Creating a custom substance initializer

In this tutorial you have seen how to initialize a substance's concentration values with the GaussianBand initializer. Of course this is not the only model to initialize a substance with. We have several predefined initializers available in BioDynaMo, and you can create your own.

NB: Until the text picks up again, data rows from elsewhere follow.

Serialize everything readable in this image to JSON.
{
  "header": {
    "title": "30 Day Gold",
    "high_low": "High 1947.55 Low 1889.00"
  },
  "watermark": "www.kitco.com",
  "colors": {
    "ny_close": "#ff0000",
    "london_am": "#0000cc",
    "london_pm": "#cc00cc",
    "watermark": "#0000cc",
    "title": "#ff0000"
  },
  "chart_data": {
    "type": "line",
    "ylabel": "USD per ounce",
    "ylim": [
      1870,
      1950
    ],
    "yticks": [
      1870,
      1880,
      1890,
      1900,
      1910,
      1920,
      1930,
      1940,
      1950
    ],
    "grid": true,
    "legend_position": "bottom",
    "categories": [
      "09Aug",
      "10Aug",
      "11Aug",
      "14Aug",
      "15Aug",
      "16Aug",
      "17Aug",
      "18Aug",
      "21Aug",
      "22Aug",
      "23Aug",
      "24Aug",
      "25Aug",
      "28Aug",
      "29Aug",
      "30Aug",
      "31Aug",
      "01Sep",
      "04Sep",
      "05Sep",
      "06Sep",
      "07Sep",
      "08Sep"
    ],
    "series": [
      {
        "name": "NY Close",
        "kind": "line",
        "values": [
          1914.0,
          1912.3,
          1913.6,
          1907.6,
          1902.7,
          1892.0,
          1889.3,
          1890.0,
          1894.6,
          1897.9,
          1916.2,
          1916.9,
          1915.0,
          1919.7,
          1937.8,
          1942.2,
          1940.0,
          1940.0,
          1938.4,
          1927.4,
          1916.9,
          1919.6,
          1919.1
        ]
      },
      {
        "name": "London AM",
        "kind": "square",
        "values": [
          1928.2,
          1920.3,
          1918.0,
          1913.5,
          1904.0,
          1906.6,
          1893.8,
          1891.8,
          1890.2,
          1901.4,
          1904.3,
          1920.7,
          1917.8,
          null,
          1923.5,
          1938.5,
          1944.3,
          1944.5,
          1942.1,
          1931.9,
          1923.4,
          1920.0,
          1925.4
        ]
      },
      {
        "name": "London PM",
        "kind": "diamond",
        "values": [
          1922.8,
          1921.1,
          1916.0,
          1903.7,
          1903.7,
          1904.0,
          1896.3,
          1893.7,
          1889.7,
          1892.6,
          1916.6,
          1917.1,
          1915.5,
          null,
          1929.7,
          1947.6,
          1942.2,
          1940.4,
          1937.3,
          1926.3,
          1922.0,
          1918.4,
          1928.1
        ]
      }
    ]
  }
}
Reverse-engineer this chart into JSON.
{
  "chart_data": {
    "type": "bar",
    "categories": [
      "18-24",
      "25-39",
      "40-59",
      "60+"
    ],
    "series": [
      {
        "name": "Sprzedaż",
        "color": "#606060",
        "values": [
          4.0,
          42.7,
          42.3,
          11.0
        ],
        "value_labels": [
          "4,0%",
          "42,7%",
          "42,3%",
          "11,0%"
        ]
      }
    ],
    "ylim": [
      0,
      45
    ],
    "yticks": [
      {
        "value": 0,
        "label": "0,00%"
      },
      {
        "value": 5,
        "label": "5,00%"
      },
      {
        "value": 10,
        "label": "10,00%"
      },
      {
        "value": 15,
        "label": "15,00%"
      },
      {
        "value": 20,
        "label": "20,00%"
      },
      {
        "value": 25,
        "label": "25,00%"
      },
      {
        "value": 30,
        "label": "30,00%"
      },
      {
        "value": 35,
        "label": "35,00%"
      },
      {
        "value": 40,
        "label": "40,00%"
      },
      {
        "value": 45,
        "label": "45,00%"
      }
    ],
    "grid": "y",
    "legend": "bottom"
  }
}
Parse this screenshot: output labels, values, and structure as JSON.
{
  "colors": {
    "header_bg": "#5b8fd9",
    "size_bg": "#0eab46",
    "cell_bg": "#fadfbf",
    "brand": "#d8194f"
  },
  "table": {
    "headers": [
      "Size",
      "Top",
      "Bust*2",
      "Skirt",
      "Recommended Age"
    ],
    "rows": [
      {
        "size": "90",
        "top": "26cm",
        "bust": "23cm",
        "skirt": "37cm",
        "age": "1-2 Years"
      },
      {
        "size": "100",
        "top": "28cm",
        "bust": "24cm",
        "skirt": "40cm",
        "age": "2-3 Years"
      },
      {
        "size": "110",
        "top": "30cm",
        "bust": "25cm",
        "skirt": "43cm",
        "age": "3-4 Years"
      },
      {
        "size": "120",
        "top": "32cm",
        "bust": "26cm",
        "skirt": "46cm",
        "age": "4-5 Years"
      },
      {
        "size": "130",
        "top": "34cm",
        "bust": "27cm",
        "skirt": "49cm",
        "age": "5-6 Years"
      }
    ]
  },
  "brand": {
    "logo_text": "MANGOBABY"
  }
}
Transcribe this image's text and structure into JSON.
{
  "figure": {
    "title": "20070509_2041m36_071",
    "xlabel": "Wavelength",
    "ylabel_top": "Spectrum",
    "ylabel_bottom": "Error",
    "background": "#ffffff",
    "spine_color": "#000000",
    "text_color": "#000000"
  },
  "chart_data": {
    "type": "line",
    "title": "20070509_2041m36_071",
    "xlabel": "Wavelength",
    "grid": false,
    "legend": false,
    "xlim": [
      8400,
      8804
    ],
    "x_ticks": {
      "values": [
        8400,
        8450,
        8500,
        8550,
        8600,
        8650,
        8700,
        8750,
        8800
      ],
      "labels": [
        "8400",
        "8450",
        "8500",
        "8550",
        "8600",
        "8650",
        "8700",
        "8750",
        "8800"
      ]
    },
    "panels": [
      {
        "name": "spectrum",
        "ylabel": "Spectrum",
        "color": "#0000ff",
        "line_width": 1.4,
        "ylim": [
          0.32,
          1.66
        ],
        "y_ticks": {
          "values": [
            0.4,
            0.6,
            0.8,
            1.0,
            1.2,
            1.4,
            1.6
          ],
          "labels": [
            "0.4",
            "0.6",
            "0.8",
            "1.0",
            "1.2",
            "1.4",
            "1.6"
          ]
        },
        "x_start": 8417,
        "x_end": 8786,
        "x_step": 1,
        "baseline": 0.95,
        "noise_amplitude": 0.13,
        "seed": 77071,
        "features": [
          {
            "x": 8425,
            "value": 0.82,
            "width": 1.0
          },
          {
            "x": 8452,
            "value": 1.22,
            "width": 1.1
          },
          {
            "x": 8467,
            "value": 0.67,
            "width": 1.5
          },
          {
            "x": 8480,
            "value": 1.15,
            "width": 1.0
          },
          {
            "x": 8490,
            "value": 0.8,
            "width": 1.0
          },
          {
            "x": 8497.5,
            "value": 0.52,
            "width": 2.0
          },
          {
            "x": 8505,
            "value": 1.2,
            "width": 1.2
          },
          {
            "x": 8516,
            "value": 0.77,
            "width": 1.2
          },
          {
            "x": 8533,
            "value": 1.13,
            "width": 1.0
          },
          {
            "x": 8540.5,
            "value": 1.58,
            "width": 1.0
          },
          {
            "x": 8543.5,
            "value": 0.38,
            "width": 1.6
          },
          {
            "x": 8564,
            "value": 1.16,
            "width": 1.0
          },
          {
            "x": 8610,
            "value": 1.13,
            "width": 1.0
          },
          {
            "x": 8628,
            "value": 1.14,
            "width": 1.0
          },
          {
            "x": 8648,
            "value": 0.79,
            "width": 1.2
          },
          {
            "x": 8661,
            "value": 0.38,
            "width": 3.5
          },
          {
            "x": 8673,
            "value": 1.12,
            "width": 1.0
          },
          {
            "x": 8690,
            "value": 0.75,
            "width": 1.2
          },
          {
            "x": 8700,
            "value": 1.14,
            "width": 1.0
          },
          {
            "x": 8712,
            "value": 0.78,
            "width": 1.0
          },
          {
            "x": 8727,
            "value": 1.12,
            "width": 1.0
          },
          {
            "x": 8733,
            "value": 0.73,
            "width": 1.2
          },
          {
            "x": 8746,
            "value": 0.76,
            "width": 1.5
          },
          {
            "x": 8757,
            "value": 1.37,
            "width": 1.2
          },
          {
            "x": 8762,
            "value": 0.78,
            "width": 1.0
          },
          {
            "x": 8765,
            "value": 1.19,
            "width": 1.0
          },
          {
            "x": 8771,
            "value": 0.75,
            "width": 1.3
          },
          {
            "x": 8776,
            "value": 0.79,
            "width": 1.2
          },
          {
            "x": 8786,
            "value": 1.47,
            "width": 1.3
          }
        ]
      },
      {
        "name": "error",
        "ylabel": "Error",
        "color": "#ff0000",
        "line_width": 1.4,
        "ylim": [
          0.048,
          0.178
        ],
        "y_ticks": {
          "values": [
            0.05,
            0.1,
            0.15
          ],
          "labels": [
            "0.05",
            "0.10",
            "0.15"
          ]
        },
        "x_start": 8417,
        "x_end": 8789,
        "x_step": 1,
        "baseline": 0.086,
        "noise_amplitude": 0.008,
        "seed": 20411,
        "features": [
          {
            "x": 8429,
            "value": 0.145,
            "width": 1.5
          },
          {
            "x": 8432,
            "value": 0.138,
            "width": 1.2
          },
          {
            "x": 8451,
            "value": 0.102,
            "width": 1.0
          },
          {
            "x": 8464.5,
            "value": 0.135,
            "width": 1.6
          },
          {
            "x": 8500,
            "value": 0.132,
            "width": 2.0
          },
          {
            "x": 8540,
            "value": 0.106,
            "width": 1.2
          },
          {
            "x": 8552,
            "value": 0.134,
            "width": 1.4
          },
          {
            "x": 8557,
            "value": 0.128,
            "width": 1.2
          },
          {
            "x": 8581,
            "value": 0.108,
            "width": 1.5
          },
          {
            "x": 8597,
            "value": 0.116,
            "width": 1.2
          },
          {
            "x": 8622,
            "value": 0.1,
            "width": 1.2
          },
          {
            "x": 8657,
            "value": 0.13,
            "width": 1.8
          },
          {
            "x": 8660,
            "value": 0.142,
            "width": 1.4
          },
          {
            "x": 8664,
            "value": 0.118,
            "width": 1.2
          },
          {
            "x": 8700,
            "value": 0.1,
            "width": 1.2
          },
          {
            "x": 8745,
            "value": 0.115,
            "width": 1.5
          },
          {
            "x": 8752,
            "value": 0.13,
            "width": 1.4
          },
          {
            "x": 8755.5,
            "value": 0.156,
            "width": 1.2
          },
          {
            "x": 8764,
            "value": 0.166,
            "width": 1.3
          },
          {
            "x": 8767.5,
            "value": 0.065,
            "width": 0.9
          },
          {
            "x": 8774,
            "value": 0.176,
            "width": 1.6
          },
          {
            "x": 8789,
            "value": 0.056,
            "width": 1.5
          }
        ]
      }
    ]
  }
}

Let's take a look at an existing substance initializer.

Option 1: Functors

struct GaussianBand {
  real_t mean_;
  real_t sigma_;
  uint8_t axis_;

  GaussianBand(real_t mean, real_t sigma, uint8_t axis) {
    mean_ = mean;
    sigma_ = sigma;
    axis_ = axis;
  }

  real_t operator()(real_t x, real_t y, real_t z) {
    switch(axis_) {
      case Axis::kXAxis: return ROOT::Math::normal_pdf(x, sigma_, mean_);
      case Axis::kYAxis: return ROOT::Math::normal_pdf(y, sigma_, mean_);
      case Axis::kZAxis: return ROOT::Math::normal_pdf(z, sigma_, mean_);
      default: throw std::logic_error("You have chosen an non-existing axis!");
    }
  }
};

The above code is what is called a 'functor' in C++. Here it basically describes the model or operation that you want to perform on the entire diffusion space. In the constructor we save the mean, variance and orientation axis, so that this initializer can be used generically. The operator tells BioDynaMo what the concentration value should be for x, y, and z. BioDynaMo will make sure that your operator is executed over the whole simulation space. In this example we make use of a function that models the normal (i.e. Gaussian) probability density function.

Option 2: Lambdas

Functors are nice if you want to create a generic model that you can apply for several input variables (e.g. different means, sigmas in the above example). But you might want to just keep it short and simple; in which case lambdas are nice to use. We can accomplish exactly the same result as the above example with the following lambda:

auto gaussian_band = [](real_t x, real_t y, real_t z) {
  return ROOT::Math::normal_pdf(x, 5, 0);
};

Much simpler right? As you can see we have hard-coded some of the variables that we had generalized in our functor. So depending on your use case or preference, lambdas might be the way to go.